The below image is presented to us :
This is a map of opportunity in Africa. We don’t have to think long to understand that a lack of water is a problem we can overcome. We just need to use means that do not perpetually require our attention and effort, so no fossil fuels, or manual labour, to solve it. We also should not fix this to benefit the economy, because that never helps to fight climate change, and arid deserts have very little to offer. Instead we can think extraeconomically, roboeconomically.
An electric railroad that transports water to the center of Africa. Maybe a road system with autonomous trucks that do the same?

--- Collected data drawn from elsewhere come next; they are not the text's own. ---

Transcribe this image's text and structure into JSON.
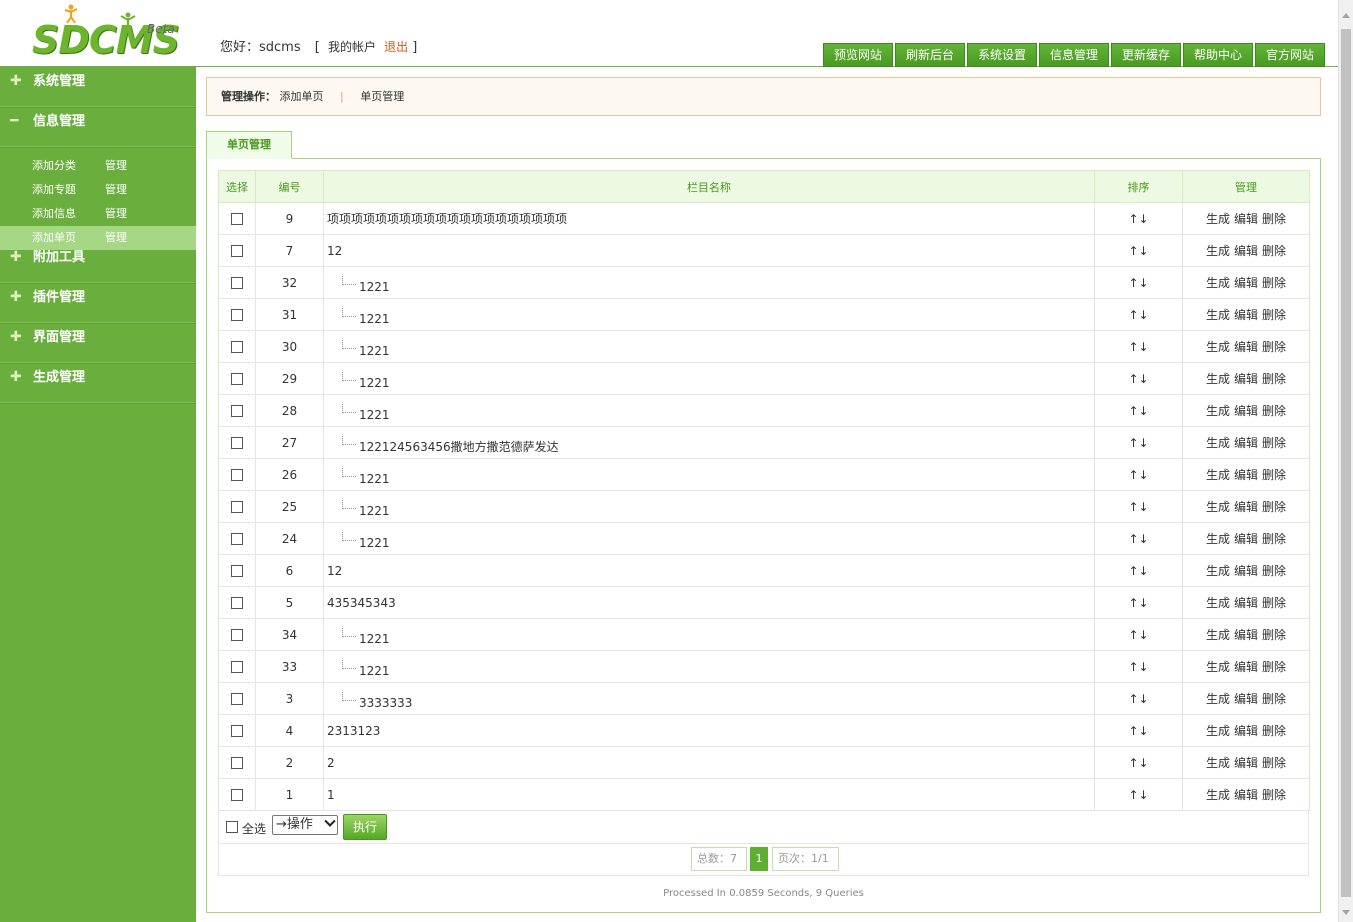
{
  "logo": {
    "text": "SDCMS",
    "beta": "Beta"
  },
  "user": {
    "greeting": "您好：sdcms",
    "bracket_open": "[",
    "account": "我的帐户",
    "logout": "退出",
    "bracket_close": "]"
  },
  "topnav": [
    "预览网站",
    "刷新后台",
    "系统设置",
    "信息管理",
    "更新缓存",
    "帮助中心",
    "官方网站"
  ],
  "sidebar": {
    "groups": [
      {
        "label": "系统管理",
        "icon": "plus-icon"
      },
      {
        "label": "信息管理",
        "icon": "minus-icon"
      },
      {
        "label": "附加工具",
        "icon": "plus-icon"
      },
      {
        "label": "插件管理",
        "icon": "plus-icon"
      },
      {
        "label": "界面管理",
        "icon": "plus-icon"
      },
      {
        "label": "生成管理",
        "icon": "plus-icon"
      }
    ],
    "sub_items": [
      {
        "label": "添加分类",
        "manage": "管理"
      },
      {
        "label": "添加专题",
        "manage": "管理"
      },
      {
        "label": "添加信息",
        "manage": "管理"
      },
      {
        "label": "添加单页",
        "manage": "管理"
      }
    ]
  },
  "opbar": {
    "label": "管理操作：",
    "add": "添加单页",
    "sep": "|",
    "manage": "单页管理"
  },
  "tab": "单页管理",
  "table": {
    "headers": [
      "选择",
      "编号",
      "栏目名称",
      "排序",
      "管理"
    ],
    "sort_label": "↑↓",
    "ops": [
      "生成",
      "编辑",
      "删除"
    ],
    "rows": [
      {
        "id": "9",
        "name": "项项项项项项项项项项项项项项项项项项项项",
        "child": false
      },
      {
        "id": "7",
        "name": "12",
        "child": false
      },
      {
        "id": "32",
        "name": "1221",
        "child": true
      },
      {
        "id": "31",
        "name": "1221",
        "child": true
      },
      {
        "id": "30",
        "name": "1221",
        "child": true
      },
      {
        "id": "29",
        "name": "1221",
        "child": true
      },
      {
        "id": "28",
        "name": "1221",
        "child": true
      },
      {
        "id": "27",
        "name": "122124563456撒地方撒范德萨发达",
        "child": true
      },
      {
        "id": "26",
        "name": "1221",
        "child": true
      },
      {
        "id": "25",
        "name": "1221",
        "child": true
      },
      {
        "id": "24",
        "name": "1221",
        "child": true
      },
      {
        "id": "6",
        "name": "12",
        "child": false
      },
      {
        "id": "5",
        "name": "435345343",
        "child": false
      },
      {
        "id": "34",
        "name": "1221",
        "child": true
      },
      {
        "id": "33",
        "name": "1221",
        "child": true
      },
      {
        "id": "3",
        "name": "3333333",
        "child": true
      },
      {
        "id": "4",
        "name": "2313123",
        "child": false
      },
      {
        "id": "2",
        "name": "2",
        "child": false
      },
      {
        "id": "1",
        "name": "1",
        "child": false
      }
    ]
  },
  "bulk": {
    "select_all": "全选",
    "action_select": "→操作",
    "execute": "执行"
  },
  "pager": {
    "total": "总数：7",
    "current": "1",
    "pages": "页次：1/1"
  },
  "footer": "Processed In 0.0859 Seconds, 9 Queries"
}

Extraeconomical thinking is thinking in terms of adding resources without arranging their consumption or tying into the economy. Just adding them for the sake of adding them, just like nature does if conditions are favourable. Right now nature is losing and we are the ones that need to step in. Large projects have been executed to this effect, for instance large reforestation projects in China. We can make the desert thrive and live by adding water, we can do that without promising profits, just by spending money on the necessary infrastructure and doing so in a clever way. Not part of the desert, but all of it.
Shaping the land can totally change its ability to catch rainwater and support life
Roboeconomic thinking is thinking beyond fossil fuels, thinking with all the avialable tools we have today. We don’t need to be there when a tree gets planted, a ditch gets dug. We don’t need to use fossil fuels to do it. We just need electricity, some storage, and electrical equipment, robotic, drones and we can have lots of those and get the job done. Not in one place but in many places at the same time. The roboeconomy will be what we have after fossil fuels are finally killed off. Maybe that will involve a real struggle, the way fossil interests are guiding us to a global conflict testament to that.

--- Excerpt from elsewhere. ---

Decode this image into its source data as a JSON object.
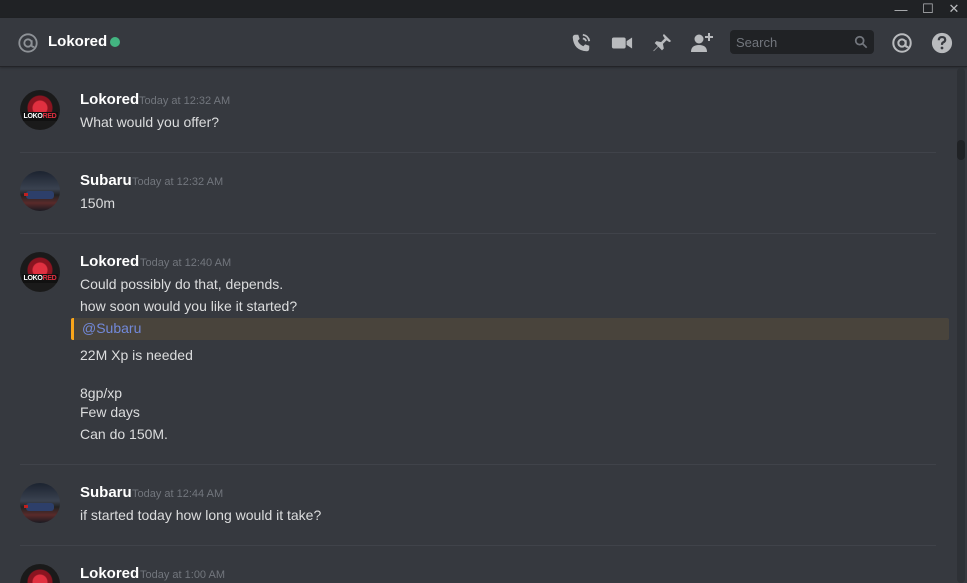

Renewables are an economically independent way to get things done over long periods of time
Why not keep it simple : We build a trans african railroad, we build solar ionic desalination plants on the coasts of Mauritania and elsewhere, and we ship water to the dry regions. We can also use aquifers to grow tree plantations, dig trenches to capture rain into undersoil. And then there are more complicated methods. We build solar panel factories to supply the panels to the arid regions, using solar energy, so at a low cost. We build the robotics that will irrigate and manage the landscape where there’s only a few uneducated souls or terrorists. we take on this challenge and we do it without looking for profit, we consider the density and variety of life our key performance indicator.
Nature is oppertunistic, its life can’t shape the landscape like humans can, so humans can be a tremendous force for good when it comes to supporting and maximizing life, which will be essential for human survivial and that of other species in the next 100 years.